The frontend is where the crucial difference lies – Replicache is just a KV store. It is a thin layer on top of IndexedDB that adds reactivity and some querying DX. That's it. You get raw get
and set
performance. Some performance benchmarks are outlined here. The perf is truly remarkable.
The drawback to this KV approach is that searching/sorting/ordering entities would require scanning through entire collections. This is obviously a non-starter. In other words, if we wanted to use Replicache, we would need to handle indexing and search on our own.
We'll post more detailed write-ups on our tech stack in the future, but a quick summary of where we landed on the frontend is: Replicache + Orama. This gives us sophisticated and battle-tested data sync with conflict resolution and rebasing, but also extremely flexible and powerful indexing, full-text search, and more.
At the time of writing (January 2025), the Replicache team have just made it completely free and open source. This is because they've just released Zero, which looks extraordinarily compelling and will likely jump into the #1 spot for any offline-first product available.
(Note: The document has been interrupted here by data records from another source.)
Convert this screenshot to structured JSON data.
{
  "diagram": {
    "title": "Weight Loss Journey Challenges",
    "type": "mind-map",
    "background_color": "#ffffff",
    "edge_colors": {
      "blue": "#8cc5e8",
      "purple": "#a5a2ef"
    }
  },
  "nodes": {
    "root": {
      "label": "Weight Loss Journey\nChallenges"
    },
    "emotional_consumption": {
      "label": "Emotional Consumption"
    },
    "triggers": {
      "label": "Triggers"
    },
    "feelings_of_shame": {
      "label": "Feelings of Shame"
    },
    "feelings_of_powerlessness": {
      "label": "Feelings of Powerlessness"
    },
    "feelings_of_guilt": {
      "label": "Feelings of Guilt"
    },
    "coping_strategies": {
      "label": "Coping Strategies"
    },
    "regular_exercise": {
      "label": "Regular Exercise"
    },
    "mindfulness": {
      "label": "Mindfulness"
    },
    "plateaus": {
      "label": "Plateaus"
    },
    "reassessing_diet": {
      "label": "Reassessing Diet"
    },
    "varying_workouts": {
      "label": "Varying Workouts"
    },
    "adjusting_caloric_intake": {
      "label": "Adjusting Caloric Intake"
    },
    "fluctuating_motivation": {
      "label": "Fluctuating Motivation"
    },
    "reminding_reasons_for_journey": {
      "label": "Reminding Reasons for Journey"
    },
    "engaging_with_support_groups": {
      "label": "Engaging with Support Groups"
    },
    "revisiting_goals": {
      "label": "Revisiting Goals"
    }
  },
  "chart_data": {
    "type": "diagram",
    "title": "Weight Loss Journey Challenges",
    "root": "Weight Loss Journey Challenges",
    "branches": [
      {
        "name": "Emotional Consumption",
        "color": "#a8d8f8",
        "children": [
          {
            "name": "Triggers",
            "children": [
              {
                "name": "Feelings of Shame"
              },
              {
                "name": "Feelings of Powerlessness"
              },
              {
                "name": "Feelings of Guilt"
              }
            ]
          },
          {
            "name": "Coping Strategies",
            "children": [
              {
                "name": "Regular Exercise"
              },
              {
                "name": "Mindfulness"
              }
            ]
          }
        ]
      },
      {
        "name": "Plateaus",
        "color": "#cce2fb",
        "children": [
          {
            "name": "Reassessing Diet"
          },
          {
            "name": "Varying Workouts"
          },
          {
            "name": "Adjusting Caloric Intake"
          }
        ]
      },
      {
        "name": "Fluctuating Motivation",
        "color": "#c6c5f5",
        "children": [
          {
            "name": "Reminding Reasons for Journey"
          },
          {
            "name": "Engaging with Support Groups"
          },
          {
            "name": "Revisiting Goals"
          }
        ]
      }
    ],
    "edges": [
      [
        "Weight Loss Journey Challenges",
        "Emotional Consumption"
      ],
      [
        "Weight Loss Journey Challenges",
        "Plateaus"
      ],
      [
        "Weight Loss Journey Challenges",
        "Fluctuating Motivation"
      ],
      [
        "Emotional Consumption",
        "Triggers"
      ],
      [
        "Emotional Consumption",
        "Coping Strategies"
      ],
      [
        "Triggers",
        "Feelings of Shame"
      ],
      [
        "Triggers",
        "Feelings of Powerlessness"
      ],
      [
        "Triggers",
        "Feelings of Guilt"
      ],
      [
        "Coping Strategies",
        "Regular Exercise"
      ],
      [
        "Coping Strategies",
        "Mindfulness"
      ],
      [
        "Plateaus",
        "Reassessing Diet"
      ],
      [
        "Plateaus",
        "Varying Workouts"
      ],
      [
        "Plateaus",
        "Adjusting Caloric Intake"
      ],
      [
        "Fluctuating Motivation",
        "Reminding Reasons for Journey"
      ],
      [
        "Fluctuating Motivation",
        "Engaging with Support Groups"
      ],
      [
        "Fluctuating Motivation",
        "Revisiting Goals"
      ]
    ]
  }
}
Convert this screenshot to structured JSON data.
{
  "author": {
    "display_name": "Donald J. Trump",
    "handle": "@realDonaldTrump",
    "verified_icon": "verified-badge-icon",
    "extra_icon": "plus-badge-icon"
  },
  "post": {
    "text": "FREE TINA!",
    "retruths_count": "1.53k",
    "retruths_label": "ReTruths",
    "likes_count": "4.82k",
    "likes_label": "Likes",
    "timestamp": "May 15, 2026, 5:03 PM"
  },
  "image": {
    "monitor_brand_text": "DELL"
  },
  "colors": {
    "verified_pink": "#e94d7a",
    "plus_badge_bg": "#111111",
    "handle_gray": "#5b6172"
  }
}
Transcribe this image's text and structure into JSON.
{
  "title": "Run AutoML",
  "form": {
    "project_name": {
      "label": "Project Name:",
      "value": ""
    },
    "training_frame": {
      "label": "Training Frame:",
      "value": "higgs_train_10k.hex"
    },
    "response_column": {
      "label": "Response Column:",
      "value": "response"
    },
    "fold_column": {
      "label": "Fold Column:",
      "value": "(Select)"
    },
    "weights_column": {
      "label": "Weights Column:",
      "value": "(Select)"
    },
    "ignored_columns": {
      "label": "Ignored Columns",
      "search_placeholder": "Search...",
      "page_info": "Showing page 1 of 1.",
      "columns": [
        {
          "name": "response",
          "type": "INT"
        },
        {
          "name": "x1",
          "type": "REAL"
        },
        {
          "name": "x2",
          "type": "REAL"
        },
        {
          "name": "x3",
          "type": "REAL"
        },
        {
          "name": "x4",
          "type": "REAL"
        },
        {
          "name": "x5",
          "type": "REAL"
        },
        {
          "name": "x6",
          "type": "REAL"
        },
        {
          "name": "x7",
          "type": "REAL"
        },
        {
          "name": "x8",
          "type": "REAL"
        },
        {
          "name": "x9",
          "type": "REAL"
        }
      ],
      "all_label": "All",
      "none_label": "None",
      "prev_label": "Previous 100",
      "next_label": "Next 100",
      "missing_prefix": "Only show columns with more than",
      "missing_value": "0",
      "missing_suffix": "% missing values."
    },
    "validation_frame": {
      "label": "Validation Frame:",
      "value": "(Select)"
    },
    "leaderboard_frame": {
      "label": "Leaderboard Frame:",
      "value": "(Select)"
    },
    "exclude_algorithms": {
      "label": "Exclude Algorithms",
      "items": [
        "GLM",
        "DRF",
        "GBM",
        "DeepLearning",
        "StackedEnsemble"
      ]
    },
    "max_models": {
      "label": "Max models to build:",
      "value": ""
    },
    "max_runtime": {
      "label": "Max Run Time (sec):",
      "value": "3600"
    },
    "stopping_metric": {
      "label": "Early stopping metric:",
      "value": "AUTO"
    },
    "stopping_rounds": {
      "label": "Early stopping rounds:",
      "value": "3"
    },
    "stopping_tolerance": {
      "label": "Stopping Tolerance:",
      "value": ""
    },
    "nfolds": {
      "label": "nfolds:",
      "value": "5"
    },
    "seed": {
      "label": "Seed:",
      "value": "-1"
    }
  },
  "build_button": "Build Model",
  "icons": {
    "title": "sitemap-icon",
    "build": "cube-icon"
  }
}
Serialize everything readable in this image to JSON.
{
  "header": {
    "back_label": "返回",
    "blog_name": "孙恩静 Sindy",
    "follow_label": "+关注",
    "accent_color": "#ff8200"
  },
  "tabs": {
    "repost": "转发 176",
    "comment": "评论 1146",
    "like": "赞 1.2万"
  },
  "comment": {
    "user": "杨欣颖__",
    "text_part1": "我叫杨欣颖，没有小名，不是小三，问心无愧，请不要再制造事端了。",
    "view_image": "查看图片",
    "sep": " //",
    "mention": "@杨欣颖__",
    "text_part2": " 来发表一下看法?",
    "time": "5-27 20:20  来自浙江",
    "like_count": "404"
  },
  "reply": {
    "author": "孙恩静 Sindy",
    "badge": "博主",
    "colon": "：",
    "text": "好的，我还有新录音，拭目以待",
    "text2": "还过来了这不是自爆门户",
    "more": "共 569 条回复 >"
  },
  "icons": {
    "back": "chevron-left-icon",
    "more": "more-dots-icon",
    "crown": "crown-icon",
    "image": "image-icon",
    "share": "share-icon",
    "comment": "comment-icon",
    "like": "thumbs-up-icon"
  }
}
We're eager to try Zero once it's a bit more stable, but for now will build our product on the extremely capable and robust piece of software that is Replicache.
Future of Offline-First
We embarked on a long and rambling journey through essentially all prior art and work in the offline-first world. It's a very hard problem to solve.
The good news is that there are many new teams and projects actively and energetically working on this problem.
Imagine a world where, as a fullstack developer, you can read and write data from an SDK in both your backend and your frontend, and they magically sync with each other. All your apps are instantly responsive. All your apps work offline out of the box.
This is already possible today with Triplit or InstantDB, if your use case is reasonable. And things are only improving.
I believe 2025 will be a year where HTTP/REST APIs will start to feel antiquated. Don't share endpoints – share databases.